The rabbi said he felt comfortable walking around war-torn Khartoum.

“It’s been a long, long time since the people over there have seen any Jews,” he said — David Finnigan, Contributing Writer

JFS to Give More to Russian Outreach

Following complaints from elderly ex-Soviet Jews, JFS Family Service (JFS) has scaled back its planned shutdown of a decade-long Santa Monica program of entertainment, social services and twice-monthly meetings for about 150 Russian and Baltic Jewish senior citizens.

JFS instead is allocating more money to the Russian Outreach Program, but the program coordinator has quit because JFS cut her weekly hours from 15 to four.

“I will not work four hours a week and I don’t know who can,” Lina Haimsky said. “There is no possible way anyone can run the program working four hours a week.”

JFS Executive Director Paul Castro said that following a Feb. 16 meeting with concerned senior citizens, JFS decided to cut Haimsky’s hours, but increase the Russian Senior Program’s annual activity fund budget from $1,500 to $2,000 and increase JFS case management for program participants.

“This essentially reinstates the program, but at a smaller level, a lower level,” Castro said.

Retiree Rachel Flaum, who lobbied JFS to save the outreach program, said, “On the one hand, it’s very good because they gave us more money for our activity. But on the other hand, they cut the salary for the coordinator, so she quit. For a short time, we will try to do something without a coordinator, just to keep the people together.” — DF

Social Services Battle SacramentoCuts

Jewish social service agency leaders are planning a spring Sacramento pilgrimage to seek mercy from state legislators planning extensive cuts in health and welfare budgets.

“This is a pretty tough year in Sacramento; there aren’t too many people who are really speaking for the poor and the underrepresented,” said Coby King, association director of the Jewish Public Affairs Committee (JPAC). The statewide coalition of mostly Federation-based groups led a Feb. 11 delegation to Sacramento and is a planning a similar May 10-11 lobbying trip, King said, “to try to lessen some of the damage that’s being done up there.”

Paul Castro, executive director of Jewish Family Service, said JPAC’s Feb. 11 trip had Jewish agency leaders meeting with state Assemblyman Keith Richman (R-Northridge), plus senior staff from state senators and Gov.
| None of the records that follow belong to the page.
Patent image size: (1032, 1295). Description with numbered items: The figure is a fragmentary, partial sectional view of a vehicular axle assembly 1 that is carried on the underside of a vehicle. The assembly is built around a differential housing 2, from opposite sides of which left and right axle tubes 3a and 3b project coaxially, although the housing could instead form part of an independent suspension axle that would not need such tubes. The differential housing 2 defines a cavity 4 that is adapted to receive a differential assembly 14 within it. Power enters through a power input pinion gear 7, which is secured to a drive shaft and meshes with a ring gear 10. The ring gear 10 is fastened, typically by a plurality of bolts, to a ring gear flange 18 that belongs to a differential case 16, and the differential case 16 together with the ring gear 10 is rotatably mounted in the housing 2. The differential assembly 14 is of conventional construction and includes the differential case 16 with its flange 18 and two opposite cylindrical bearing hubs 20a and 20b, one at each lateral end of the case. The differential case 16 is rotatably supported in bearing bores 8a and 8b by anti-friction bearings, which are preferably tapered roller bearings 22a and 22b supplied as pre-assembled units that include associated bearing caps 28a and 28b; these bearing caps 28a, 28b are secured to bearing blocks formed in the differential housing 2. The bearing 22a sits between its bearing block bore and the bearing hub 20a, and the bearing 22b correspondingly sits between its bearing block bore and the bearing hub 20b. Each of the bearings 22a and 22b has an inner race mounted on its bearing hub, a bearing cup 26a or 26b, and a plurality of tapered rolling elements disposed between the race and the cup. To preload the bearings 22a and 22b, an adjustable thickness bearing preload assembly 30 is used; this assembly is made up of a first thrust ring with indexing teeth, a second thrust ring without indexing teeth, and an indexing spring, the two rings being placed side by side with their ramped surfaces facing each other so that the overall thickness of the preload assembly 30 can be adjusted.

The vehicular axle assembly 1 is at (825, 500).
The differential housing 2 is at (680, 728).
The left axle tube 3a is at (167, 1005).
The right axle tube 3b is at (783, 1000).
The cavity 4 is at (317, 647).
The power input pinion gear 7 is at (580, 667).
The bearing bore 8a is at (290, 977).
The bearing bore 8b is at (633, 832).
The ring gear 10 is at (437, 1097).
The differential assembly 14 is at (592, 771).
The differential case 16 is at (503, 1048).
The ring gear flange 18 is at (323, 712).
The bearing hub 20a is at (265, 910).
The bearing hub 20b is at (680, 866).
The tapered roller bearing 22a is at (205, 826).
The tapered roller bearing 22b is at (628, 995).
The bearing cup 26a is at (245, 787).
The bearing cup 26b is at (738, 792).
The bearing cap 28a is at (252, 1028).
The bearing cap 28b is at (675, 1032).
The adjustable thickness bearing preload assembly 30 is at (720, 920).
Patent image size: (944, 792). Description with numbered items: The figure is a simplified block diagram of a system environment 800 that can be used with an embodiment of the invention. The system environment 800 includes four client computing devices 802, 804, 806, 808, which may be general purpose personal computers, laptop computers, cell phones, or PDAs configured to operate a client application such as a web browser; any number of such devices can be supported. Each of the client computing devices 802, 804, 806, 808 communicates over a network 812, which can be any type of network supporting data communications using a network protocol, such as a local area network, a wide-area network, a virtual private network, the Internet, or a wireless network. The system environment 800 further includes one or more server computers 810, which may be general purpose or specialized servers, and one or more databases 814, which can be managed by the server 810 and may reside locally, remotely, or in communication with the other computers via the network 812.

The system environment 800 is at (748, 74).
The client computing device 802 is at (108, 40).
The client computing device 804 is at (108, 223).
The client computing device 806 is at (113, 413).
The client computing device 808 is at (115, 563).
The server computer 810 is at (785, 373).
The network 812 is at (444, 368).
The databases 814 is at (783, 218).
Arnold Schwarzenegger’s office to discuss medical service cuts.

“Everybody’s sympathetic. I don’t think there’s any clear solution,” Castro said. “There’s a little bit of guarded optimism [about Schwarzenegger]. I guess there’s a sense that he’s not tied into one place or another.”

H. Eric Schockman, executive director of the West Los Angeles-based MAZON: A Jewish Response to Hunger, did not attend the Feb. 11 trip but is monitoring proposed budget cuts in the food stamp and child-care programs.

“Cuts into child care force families to spend more on food resources,” Schockman said. “These all have rippling effects in both our economy and our social fabric. Food is a basic building block for everything else.”